Green the Church leaders see an ancient connection between black people and the environment, but it’s a connection that has been disrupted since slavery. The Rev. Dianne Glave, a United Methodist minister from Pennsylvania and author of Rooted in the Earth: Reclaiming the African American Environmental Heritage, said, “Going back to Africa, before the Middle Passage, all parts of life were integrated into African spirituality, and that included nature.” Glave, who led a worship service at the summit, also pointed to the Rev. Martin Luther King Jr.’s support of a strike by Memphis sanitation workers who toiled in dangerous, toxic conditions.

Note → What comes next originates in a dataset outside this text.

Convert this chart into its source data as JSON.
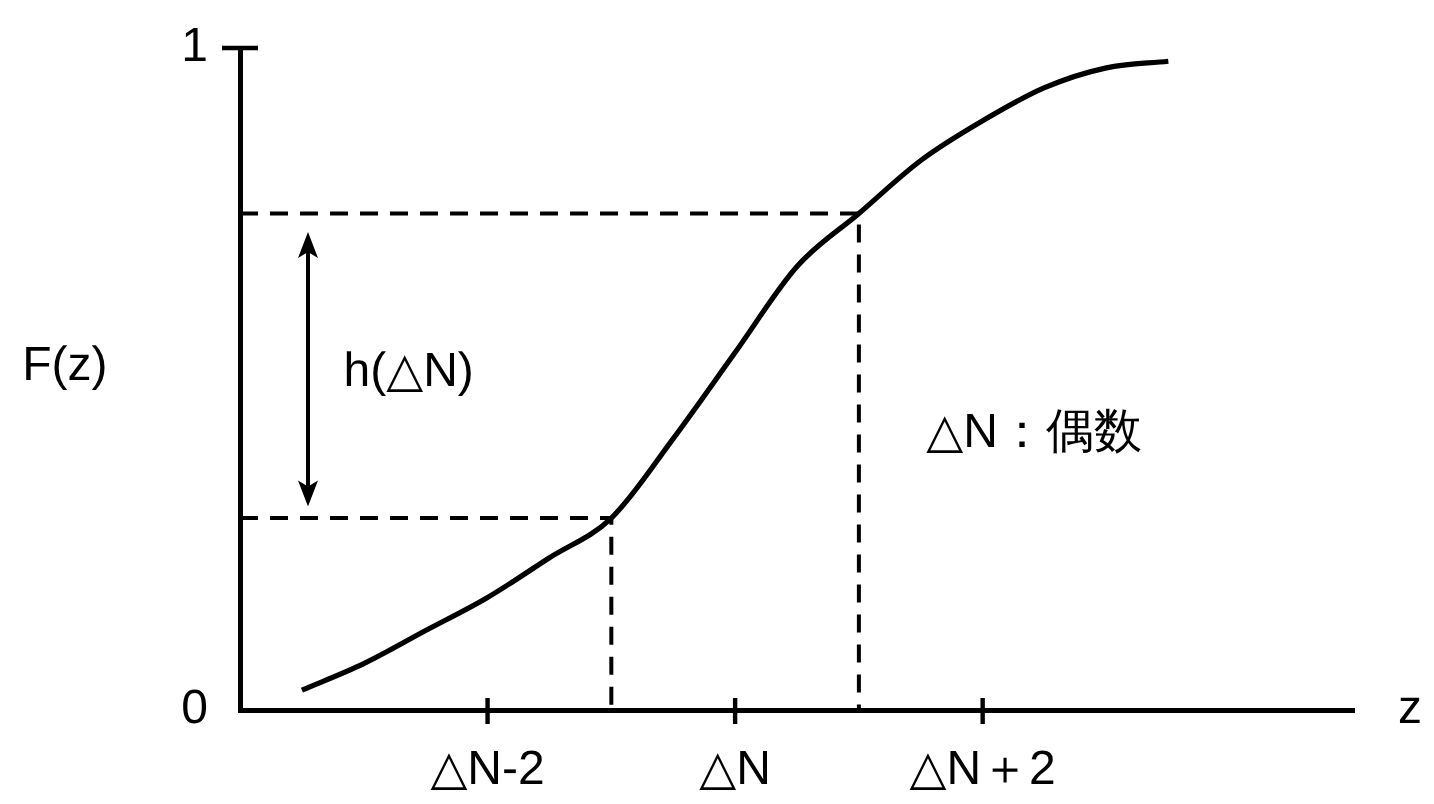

She explained, “We’re seeing sort of a neo-slavery going on here in which people of color, specifically African-Americans, are exploited to clean up after people, to clean up people’s garbage.”
The Rev. Starsky Wilson, head of the Deaconess Foundation, a faith-based organization which aims to improve the health of children in St. Louis, said during the panel with Rocque that he also sees “black church apathy” in congregations comprised of middle-class African Americans, which have separated themselves “off of and away from poor black people” and have “become wholly and completely an apolitical body.”
He sees political efforts such as addressing environmental injustice as integral to the proper functioning of a black church. “The black church is a political entity … in the first place. And the integration of the theological concepts of care for the earth and the integration of [conversations] about marginalized people based upon Old Testament stories of those who were enslaved — that’s part of what it means to be a black church,” he said.
Even after the visit from the Green the Church bus tour, Willis, the garden founder, said she remained “frustrated with the black church — and churches period.”
“We have a lot to be concerned about,” she said. “If I had a pulpit, how about one morning coming down here and having service in the garden? How about that? How about having services in some of these vacant lots?” She continued, “You want to talk about the environment, let’s have church service on one of these lots—bring your own chair, bring your own snack. Let’s just look at what’s in our environment, and let’s pray that nobody gets shot while we’re sitting out here on this lot.”
Eric Berger is a journalist based in St. Louis and writes for Columbia Journalism Review, Religion News Service, the Riverfront Times and the St. Louis Jewish Light.